In Western populations, GERD affects approximately 10% to 20% of the population and 0.4% newly develop the condition. For instance, an estimated 3.4 million to 6.8 million Canadians have GERD. The prevalence rate of GERD in developed nations is also tightly linked with age, with adults aged 60 to 70 being the most commonly affected. In the United States 20% of people have symptoms in a given week and 7% every day. No data supports sex predominance with regard to GERD.

History

An obsolete treatment is vagotomy ("highly selective vagotomy"), the surgical removal of vagus nerve branches that innervate the stomach lining. This treatment has been largely replaced by medication. Vagotomy by itself tended to worsen contraction of the pyloric sphincter of the stomach, and delayed stomach emptying. Historically, vagotomy was combined with pyloroplasty or gastroenterostomy to counter this problem.

Research

A number of endoscopic devices have been tested to treat chronic heartburn.

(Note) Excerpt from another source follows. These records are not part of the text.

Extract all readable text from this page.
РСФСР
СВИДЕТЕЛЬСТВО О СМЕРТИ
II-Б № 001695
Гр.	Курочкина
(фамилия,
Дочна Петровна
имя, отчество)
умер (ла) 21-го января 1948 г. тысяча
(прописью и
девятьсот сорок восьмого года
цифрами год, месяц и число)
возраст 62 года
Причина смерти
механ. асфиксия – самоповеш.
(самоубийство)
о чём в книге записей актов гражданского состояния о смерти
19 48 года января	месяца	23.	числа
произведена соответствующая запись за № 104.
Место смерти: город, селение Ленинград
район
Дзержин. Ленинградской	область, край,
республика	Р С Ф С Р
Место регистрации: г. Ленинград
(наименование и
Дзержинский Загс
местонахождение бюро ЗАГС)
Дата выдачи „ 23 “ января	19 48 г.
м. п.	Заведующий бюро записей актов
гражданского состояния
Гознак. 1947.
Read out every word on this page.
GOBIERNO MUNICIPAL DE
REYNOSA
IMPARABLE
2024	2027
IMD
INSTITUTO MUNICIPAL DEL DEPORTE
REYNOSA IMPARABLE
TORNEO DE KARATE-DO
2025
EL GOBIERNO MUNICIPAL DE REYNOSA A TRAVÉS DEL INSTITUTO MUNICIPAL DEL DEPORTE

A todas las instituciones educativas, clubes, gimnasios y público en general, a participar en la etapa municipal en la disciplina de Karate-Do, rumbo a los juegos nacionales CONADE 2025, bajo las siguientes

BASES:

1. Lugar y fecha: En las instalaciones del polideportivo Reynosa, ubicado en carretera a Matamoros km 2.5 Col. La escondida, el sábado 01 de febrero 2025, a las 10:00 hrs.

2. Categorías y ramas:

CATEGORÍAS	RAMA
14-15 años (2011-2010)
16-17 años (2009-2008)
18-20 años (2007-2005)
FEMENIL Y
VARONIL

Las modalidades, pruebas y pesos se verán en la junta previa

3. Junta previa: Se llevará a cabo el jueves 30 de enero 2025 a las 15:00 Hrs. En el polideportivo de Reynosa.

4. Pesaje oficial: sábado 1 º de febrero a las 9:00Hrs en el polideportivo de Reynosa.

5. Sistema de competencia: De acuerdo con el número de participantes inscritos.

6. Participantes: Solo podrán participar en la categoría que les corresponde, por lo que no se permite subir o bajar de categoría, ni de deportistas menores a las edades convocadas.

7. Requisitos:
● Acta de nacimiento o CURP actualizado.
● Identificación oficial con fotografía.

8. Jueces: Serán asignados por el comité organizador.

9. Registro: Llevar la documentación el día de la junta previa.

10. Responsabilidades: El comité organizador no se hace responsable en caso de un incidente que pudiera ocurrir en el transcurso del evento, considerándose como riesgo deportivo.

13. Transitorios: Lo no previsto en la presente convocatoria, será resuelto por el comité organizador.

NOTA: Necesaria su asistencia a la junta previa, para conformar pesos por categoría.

  • Endocinch puts stitches in the lower esophogeal sphincter (LES) to create small pleats to help strengthen the muscle. However, long-term results were disappointing, and the device is no longer sold by Bard.
  • The Stretta procedure uses electrodes to apply radio-frequency energy to the LES. A 2015 systematic review and meta-analysis in response to the systematic review (no meta-analysis) conducted by SAGES did not support the claims that Stretta was an effective treatment for GERD. A 2012 systematic review found that it improves GERD symptoms.
  • NDO Surgical Plicator creates a plication, or fold, of tissue near the gastroesophageal junction, and fixates the plication with a suture-based implant. The company ceased operations in mid-2008, and the device is no longer on the market.
  • Transoral incisionless fundoplication, which uses a device called Esophyx, may be effective.